There was “mutual abuse” between Amber Heard and her ex-husband Johnny Depp, said Laurel Anderson, a clinical psychologist and the couple’s former marriage counselor, during testimony Thursday.
Anderson’s video deposition recorded in February — where she told lawyers that Heard and Depp admitted to her during counseling that they were physically abusive toward each other — was played in a Virginia courtroom on the third day of the defamation trial involving the two actors.
Anderson, a Los Angeles-based therapist, counseled Heard and Depp in late 2015, the same year they got married. While in counseling, Heard had a “jackhammer style of talking” and cut off Depp because he couldn’t keep a similar pace, according to Anderson.
The therapist also testified that Depp had been “well controlled” for the majority of his life but was “triggered” by Heard.

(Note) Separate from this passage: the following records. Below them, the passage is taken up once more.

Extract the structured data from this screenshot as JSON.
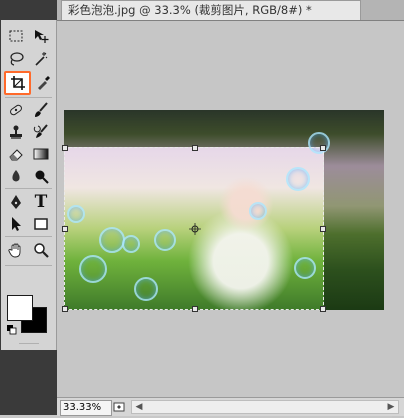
{
  "document_tab": {
    "title": "彩色泡泡.jpg @ 33.3% (裁剪图片, RGB/8#) *"
  },
  "toolbar": {
    "tools": [
      {
        "name": "marquee-tool-icon"
      },
      {
        "name": "move-tool-icon"
      },
      {
        "name": "lasso-tool-icon"
      },
      {
        "name": "magic-wand-tool-icon"
      },
      {
        "name": "crop-tool-icon",
        "selected": true
      },
      {
        "name": "eyedropper-tool-icon"
      },
      {
        "name": "healing-brush-tool-icon"
      },
      {
        "name": "brush-tool-icon"
      },
      {
        "name": "clone-stamp-tool-icon"
      },
      {
        "name": "history-brush-tool-icon"
      },
      {
        "name": "eraser-tool-icon"
      },
      {
        "name": "gradient-tool-icon"
      },
      {
        "name": "blur-tool-icon"
      },
      {
        "name": "dodge-tool-icon"
      },
      {
        "name": "pen-tool-icon"
      },
      {
        "name": "type-tool-icon",
        "label": "T"
      },
      {
        "name": "path-selection-tool-icon"
      },
      {
        "name": "rectangle-tool-icon"
      },
      {
        "name": "hand-tool-icon"
      },
      {
        "name": "zoom-tool-icon"
      }
    ],
    "foreground_color": "#ffffff",
    "background_color": "#000000"
  },
  "status": {
    "zoom": "33.33%"
  },
  "colors": {
    "selected_outline": "#ff6a2b",
    "canvas_bg": "#c6c6c6"
  }
}
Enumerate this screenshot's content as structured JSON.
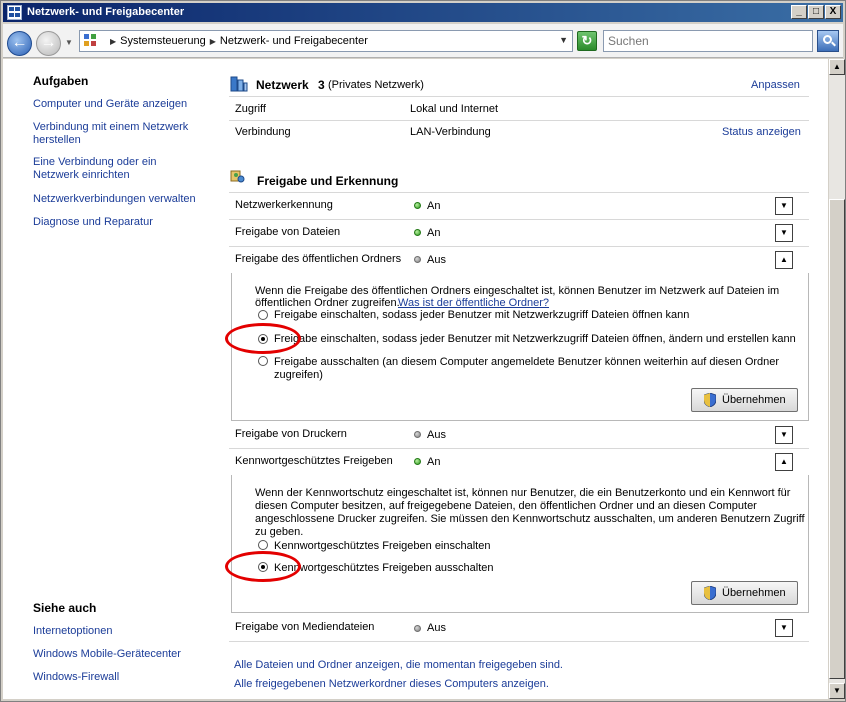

She said that both of them were victims of abuse growing up.
“And then with Ms. Heard, [Depp] was triggered and they engaged as what I saw as mutual abuse,” Anderson said, during the recorded deposition played in court.
She said that when Heard was “triggered” by something Depp did, she considered it a “point of pride” to “initiate” a fight, and “if [Depp] was going to leave her to deescalate the fight, she would strike him to keep him there.”
The couple’s counselor also said that Heard started the fights with Depp on more than one occasion to “keep him with her because abandonment and having him leave was her worst nightmare.”
Anderson added, “I think [Depp] may have initiated it on occasions too. That I am less sure on.”
In December 2015, Heard called Anderson to tell her she had bruises on her face, the therapist recalled in the deposition, adding that she saw the bruises on Heard’s face in photos and in person days later.
Depp told Anderson during a session that “Amber gave as good as she got.” Anderson testified that she took that to mean that Heard “fought as hard as he did and he tried to deescalate far more than I think she did.”